Long before I read Sophocles’s Electra, I knew about the Electra complex. In Doris Lessing’s The Golden Notebook, two of the main characters, Anna and Molly, chat about their psychoanalyst, whom they refer to as “Mother Sugar.” “You’re Electra,” Mother Sugar would say. Anna and Molly smile wryly over the remembrance. At 14 or 15, did I intuit what it was? Was it part of the culture? Did I associate it with the Oedipus complex, which really was part of the culture? At any rate, I was prepared to read Aeschylus’ Oresteia and Sophocles’ Electra.
I am spellbound by Greek tragedy, but Sophocles’ Electra is less gripping than most of the plays. Electra mopes around the tombs, lamenting the death of her father, Agamemnon, who was murdered by her mother, Clytemnestra, as vengeance for his murder of their daughter, Iphigenia, as a sacrifice to the gods. My analysis: Electra needed to see Mother Sugar!
Electra is also sad about the absence of her younger brother, Orestes, whom Electra personally sent away as a baby to save his life in case Clytemnestra and her consort Aegisthus decided to kill him. She has not seen Orestes since.
It’s not that I want to say, “Cheer up, Electra.” She has lived a life of trauma and agony. She feels unsafe with women, clearly, because of her mother’s violence. Electra brushes off her sister Chyrsothemis’s advice to stay quiet around the royal couple, since they are plotting against her, because she doesn’t care what happens to her, or at least she thinks she doesn’t.

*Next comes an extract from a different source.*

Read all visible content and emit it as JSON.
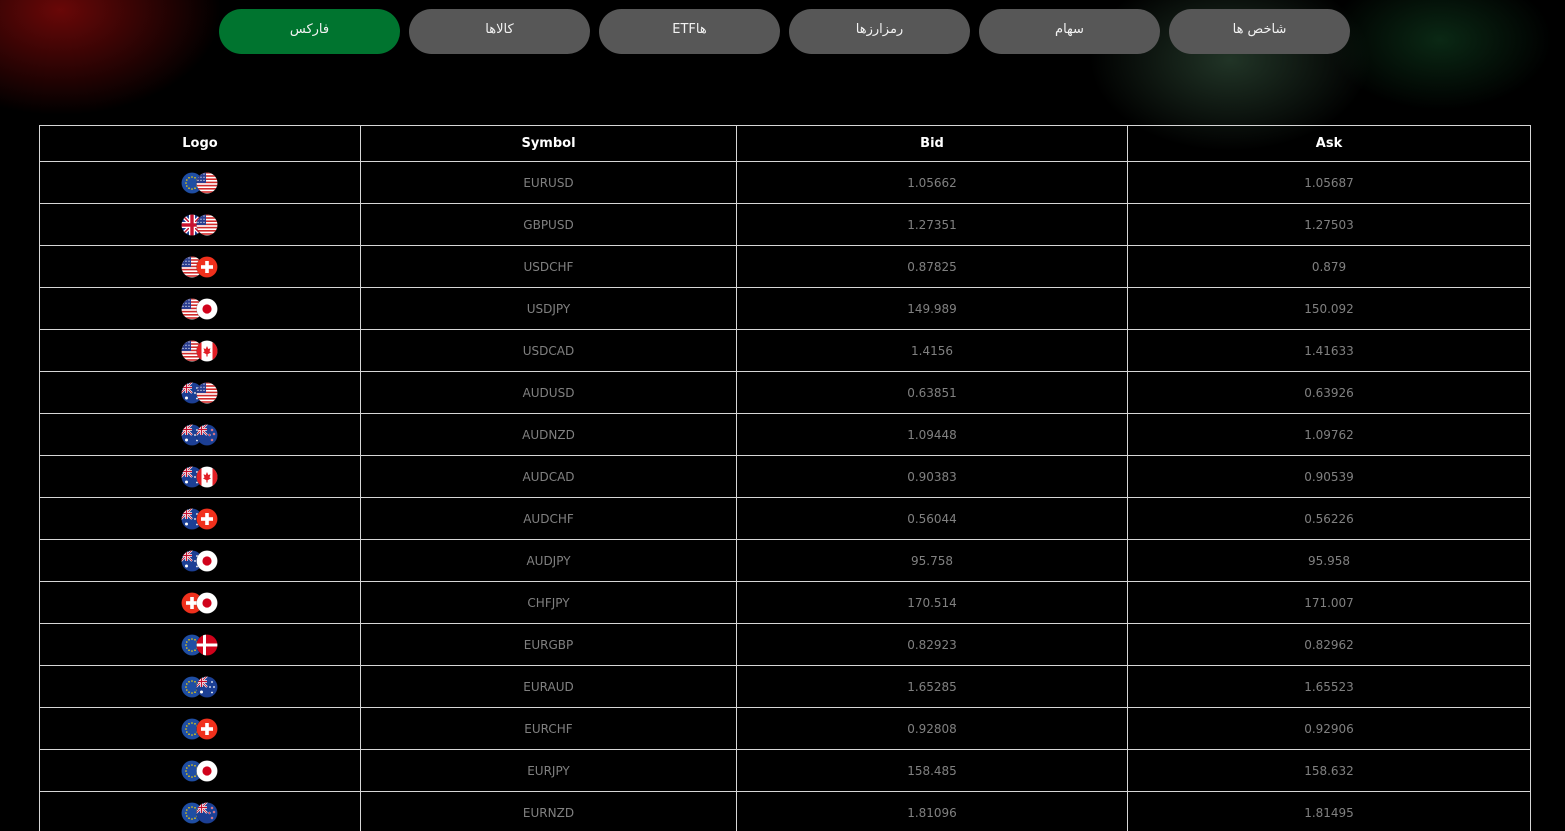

Her longing for Orestes seems almost uncomfortably sexual. Consider the following passage (Sophocles II< The University of Chicago Press, vv. 162-66)
I await him always
sadly, unweariedly,
I who am past childbearing
past marriage
always to my own ruin.
Electra is obsessed with dead and missing men. Whatever revenge she may fantasize about, she will take no action – unless a man tells her what to do. She longs to murder her mother to avenge the death of her father, but Orestes shows up as the avenger. He has her check out the palace to make sure Clytemnestra is alone before he and his friend Pylades go in to commit the murder. Ironically Electra is not present at her dream revenge on Clytemnestra, but she is there for the murder of her mother’s consort, Aegisthus, who tries to stall Orestes by talking. And here Electra finally makes a decision, urging Orestes not to talk but to kill him quickly, and she follows the men into the bath. Does she participate in the murder? Finally she has taken action, but will she regret it?
Because Electra is not Clytemnestra, or is she? They are related, but no mother and daughter could be more different. Clytemnestra loved power, and had no regrets. Electra has lived in her dreams and memories. This killing will stay with her, but I cannot imagine this sad spinster thriving with the new memory of violence that will link her even more closely to her mother.
I must find my copy of Euripides’s Electra and see what that Electra has to say.